Better get those compiler flags right!
In addition to sheer performance, we might add that algorithms that are supposed to be "wait free" can't really be said to be wait free if the atomic operations they rely on are implemented with a loop under the hood. So, on Armv8 they aren't really wait free, on Armv8.1 they are.
Where ARM LDX/STX really shine is in more complex operations. You can do pretty-much-arbitrary operations on up to 128b of data, atomically and locklessly, without suffering from the ABA problem, and with hardware forward progress guarantees.
This is _great_ for things like MPMC queues. Much of the classical complexity gets dropped and you end up with surprisingly readable (and performant) code.
(Ditto for atomic updates of things like status words and such. Expressing things like "if field A, increment field B, if overflow set flag C" (anonymized from an actual usecase) is simple with LDX/STX but between difficult and impossible in classical atomics (depending on how much you care about forward progress and ABA issues))

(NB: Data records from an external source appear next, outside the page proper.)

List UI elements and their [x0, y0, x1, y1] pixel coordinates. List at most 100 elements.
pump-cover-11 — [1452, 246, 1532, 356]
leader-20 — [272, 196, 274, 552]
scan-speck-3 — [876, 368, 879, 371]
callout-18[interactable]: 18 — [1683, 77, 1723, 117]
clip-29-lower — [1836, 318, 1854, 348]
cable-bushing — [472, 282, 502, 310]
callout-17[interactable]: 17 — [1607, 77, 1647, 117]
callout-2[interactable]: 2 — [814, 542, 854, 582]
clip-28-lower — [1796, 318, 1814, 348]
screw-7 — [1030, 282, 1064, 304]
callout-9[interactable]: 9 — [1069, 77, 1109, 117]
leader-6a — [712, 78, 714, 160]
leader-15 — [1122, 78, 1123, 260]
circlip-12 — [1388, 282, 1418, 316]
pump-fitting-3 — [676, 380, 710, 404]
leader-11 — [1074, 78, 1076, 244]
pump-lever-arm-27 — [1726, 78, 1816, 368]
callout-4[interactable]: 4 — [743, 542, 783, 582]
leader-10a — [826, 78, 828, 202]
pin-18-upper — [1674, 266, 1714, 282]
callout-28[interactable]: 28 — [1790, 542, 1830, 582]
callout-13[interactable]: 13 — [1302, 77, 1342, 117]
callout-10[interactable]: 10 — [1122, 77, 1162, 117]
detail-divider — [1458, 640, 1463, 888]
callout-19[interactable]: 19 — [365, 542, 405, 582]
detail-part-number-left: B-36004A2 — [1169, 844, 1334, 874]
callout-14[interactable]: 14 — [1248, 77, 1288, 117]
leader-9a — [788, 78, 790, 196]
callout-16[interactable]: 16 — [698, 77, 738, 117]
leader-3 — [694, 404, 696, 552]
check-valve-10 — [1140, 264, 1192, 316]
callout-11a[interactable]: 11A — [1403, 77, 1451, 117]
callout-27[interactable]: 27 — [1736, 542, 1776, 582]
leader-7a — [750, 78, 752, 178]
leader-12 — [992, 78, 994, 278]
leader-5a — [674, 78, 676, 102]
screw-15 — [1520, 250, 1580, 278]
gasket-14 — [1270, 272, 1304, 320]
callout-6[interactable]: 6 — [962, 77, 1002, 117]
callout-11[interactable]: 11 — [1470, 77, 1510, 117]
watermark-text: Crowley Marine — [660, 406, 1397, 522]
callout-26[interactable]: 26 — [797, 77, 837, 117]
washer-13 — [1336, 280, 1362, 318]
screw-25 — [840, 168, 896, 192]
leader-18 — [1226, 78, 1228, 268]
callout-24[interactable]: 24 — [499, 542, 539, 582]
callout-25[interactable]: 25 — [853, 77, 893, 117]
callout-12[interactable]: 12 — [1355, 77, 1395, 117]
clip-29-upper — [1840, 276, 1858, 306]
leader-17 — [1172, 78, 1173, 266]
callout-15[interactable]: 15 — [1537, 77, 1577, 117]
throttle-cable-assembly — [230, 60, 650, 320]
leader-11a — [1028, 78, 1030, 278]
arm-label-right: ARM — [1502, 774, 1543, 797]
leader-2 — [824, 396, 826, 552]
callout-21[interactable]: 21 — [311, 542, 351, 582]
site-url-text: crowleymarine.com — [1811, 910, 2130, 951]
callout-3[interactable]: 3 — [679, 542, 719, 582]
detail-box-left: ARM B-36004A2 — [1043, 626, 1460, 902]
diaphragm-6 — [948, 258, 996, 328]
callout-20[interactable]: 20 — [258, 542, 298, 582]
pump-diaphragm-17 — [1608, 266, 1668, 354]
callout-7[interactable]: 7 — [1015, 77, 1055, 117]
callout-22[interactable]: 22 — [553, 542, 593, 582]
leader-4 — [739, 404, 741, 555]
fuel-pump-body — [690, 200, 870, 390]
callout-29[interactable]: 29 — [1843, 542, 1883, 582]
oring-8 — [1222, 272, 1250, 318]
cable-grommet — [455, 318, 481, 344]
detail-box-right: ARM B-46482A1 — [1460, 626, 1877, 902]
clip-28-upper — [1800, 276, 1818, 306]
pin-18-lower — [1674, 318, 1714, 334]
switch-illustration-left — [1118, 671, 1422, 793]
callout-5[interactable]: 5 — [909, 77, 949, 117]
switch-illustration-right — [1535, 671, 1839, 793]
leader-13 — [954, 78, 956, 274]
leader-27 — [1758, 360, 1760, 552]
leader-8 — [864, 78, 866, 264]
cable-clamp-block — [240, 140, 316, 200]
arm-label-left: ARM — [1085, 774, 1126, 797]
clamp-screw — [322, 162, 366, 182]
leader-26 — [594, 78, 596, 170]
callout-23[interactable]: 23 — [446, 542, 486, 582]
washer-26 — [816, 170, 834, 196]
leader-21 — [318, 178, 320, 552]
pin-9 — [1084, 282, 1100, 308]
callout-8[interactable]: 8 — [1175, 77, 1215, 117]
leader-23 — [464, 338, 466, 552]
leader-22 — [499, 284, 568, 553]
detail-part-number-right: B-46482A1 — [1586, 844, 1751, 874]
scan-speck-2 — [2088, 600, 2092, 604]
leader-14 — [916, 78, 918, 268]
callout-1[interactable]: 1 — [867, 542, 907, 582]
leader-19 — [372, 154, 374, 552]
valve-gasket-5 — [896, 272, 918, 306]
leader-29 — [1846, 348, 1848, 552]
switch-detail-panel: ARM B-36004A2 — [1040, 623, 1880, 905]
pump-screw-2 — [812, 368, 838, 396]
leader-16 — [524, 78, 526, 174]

Unfortunately this was DOA the moment ARM recommended using intrinsics for these operations. You can't access the full power of LDX/STX using intrinsics, mainly due to the memory access requirements (you can't access other memory between the LDX/STX, which compilers won't guarantee), which means that you end up having to rewrite operations into load / CAS loops... which drops all of the niceities of LDX/STX on the floor (no forward progress guarantees, ABA pops up as an issue again, etc, etc) and ends up with them being worse than classical atomics.
Still great if you don't mind writing (extended) asm though. Especially in applications where you expect the atomics to be lightly loaded (and hence throughput more important than time in the critical section) (e.g. doing atomic updates to semi-random locations in a 100MB array)
Any idea what might be causing the odd-even throughput fluctuations?